Um ataque à esquerda que Pedro Nuno Santos nunca fez em campanha, tendo deixado sempre intacto o espaço para conversas e convergências. Os órgãos da cúpula socialistas começam a reunir-se na próxima semana para fazerem uma análise política aos resultados eleitorais.
Pedro Pina - RTP
O desbaratar da AD
Santos Silva deixou, também, um alerta a Luís Montenegro, utilizando uma palavra muito referida por Pedro Nuno na campanha para tentar colocar a AD a uma ideia de despesismo em benefício de uma minoria: “desbaratar”.
“Espera-se que saiba vencer, não desbaratando a situação orçamental (que tanto nos custou, a todos, conseguir), e não cavando mais as divisões territoriais, socioprofissionais, intergeracionais e de género que estas eleições evidenciaram”, indica no texto de opinião no “Público”. Um aviso deixando quando há notícias sobre as primeiras ações que poderá fazer no poder, ao governar por decreto, com despesas que consiga encaixar dentro do atual Orçamento do Estado para 2024.
Perceber os jovens
No alinhamento com Pedro Nuno Santos, Augusto Santos Silva ainda referiu o voto dos jovens, precisamente um dos últimos assuntos discutidos pelo líder socialista na campanha, quando disse que era necessário perceber porque estes procuraram projetos que vê como de divisão, e não os de cooperação e “empatia”.
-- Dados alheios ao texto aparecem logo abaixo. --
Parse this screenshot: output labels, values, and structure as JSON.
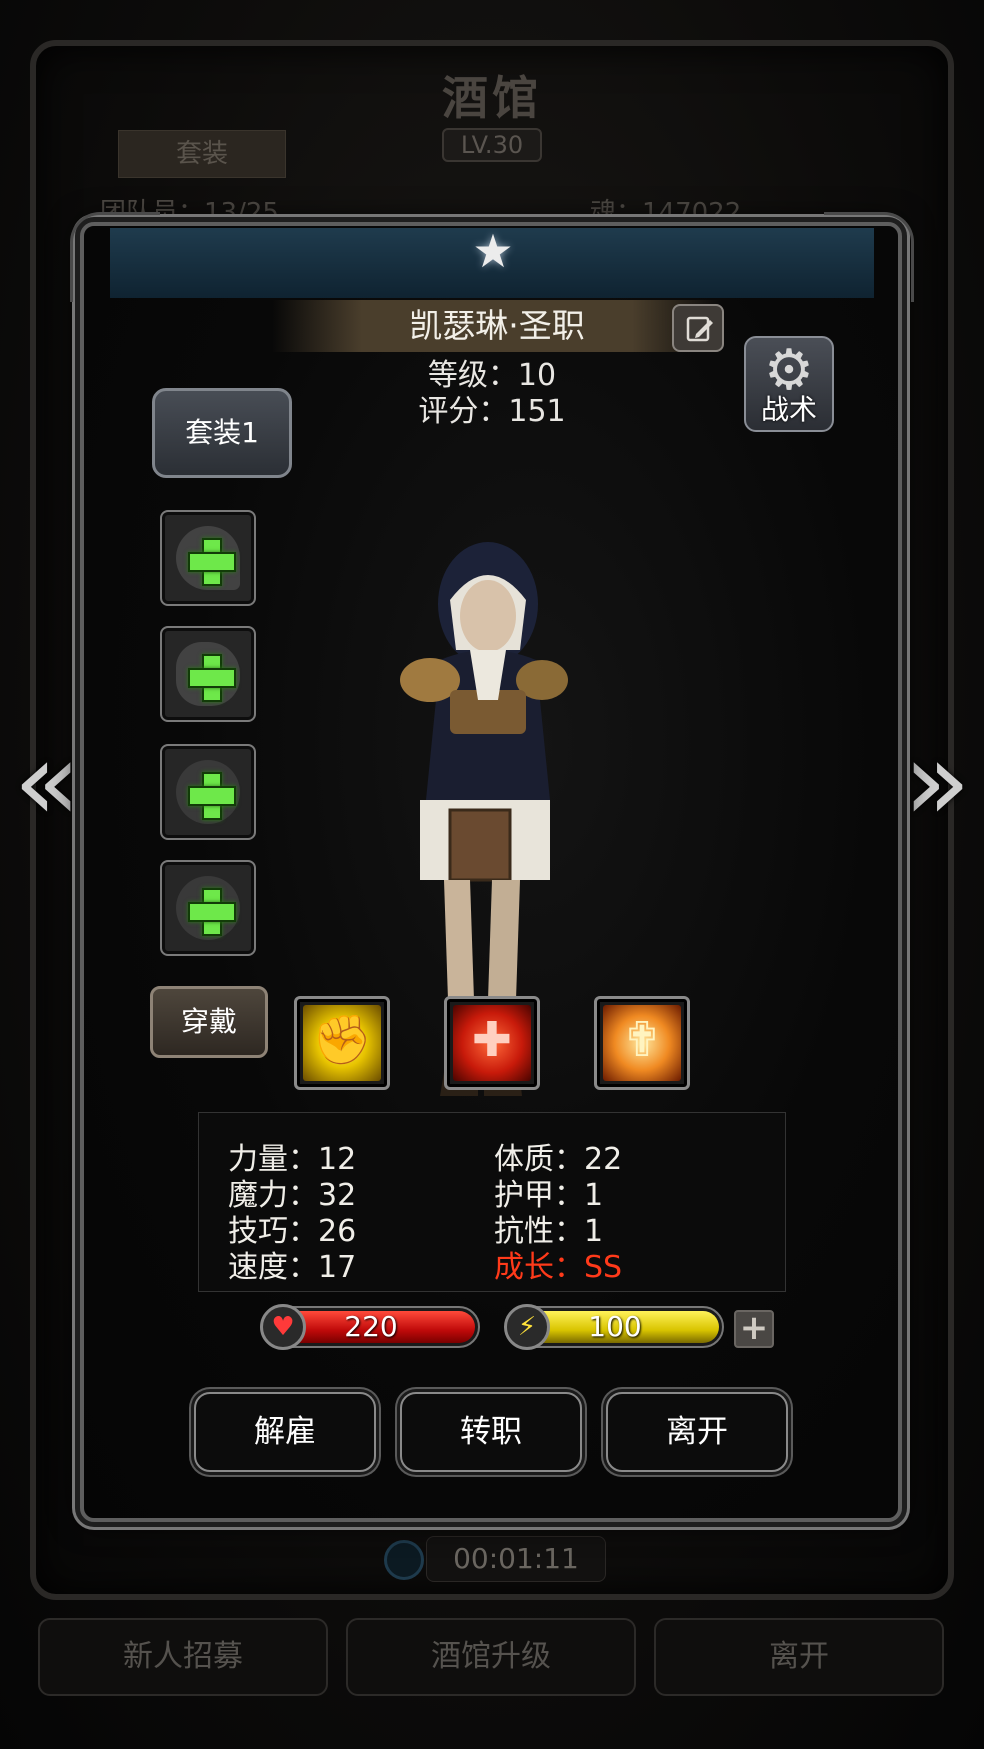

“Os resultados mostram o afastamento das novas gerações face aos partidos que percecionam como estabelecidos. É uma grave ameaça para o PS, à qual o PSD não está imune”, escreve o histórico socialista, dizendo que é necessário “reatar o laço intergeracional em perda”, não basta apenas fazer o diagnóstico.
JOSE SENA GOULAO/LUSA
Luta contra xenofobia
No seu texto de opinião, o socialista, que durante o seu mandato muito embateu de frente com André Ventura, considera que é essencial perceber como se divide o eleitorado que deu 48 deputados ao Chega. Divide-os em três grupos: “os que querem mostrar que estão frustrados e zangados”, “os que acreditaram na demagogia do tudo para todos” e os que “comungam da ideologia da extrema-direita, sendo convicta ou superficialmente nacionalistas, xenófobos, machistas, intolerantes, adversários da ação climática e avessos a normas de civilidade e respeito democrático”.
“Engana-se quem sugere alguma transigência com as ideias da extrema-direita, para integrá-la politicamente e reduzir, a prazo, a sua influência social”, escreve. O socialista não acredita que seja com a normalização dos comportamentos que se vai combatê-los.
O reparo à Igreja
E é quando fala destes temas que Augusto Santos Silva deixa uma crítica à Igreja Católica: “Numa campanha com tão fundas questões morais, e perante os resultados, foi estranho o silêncio da Igreja Católica.”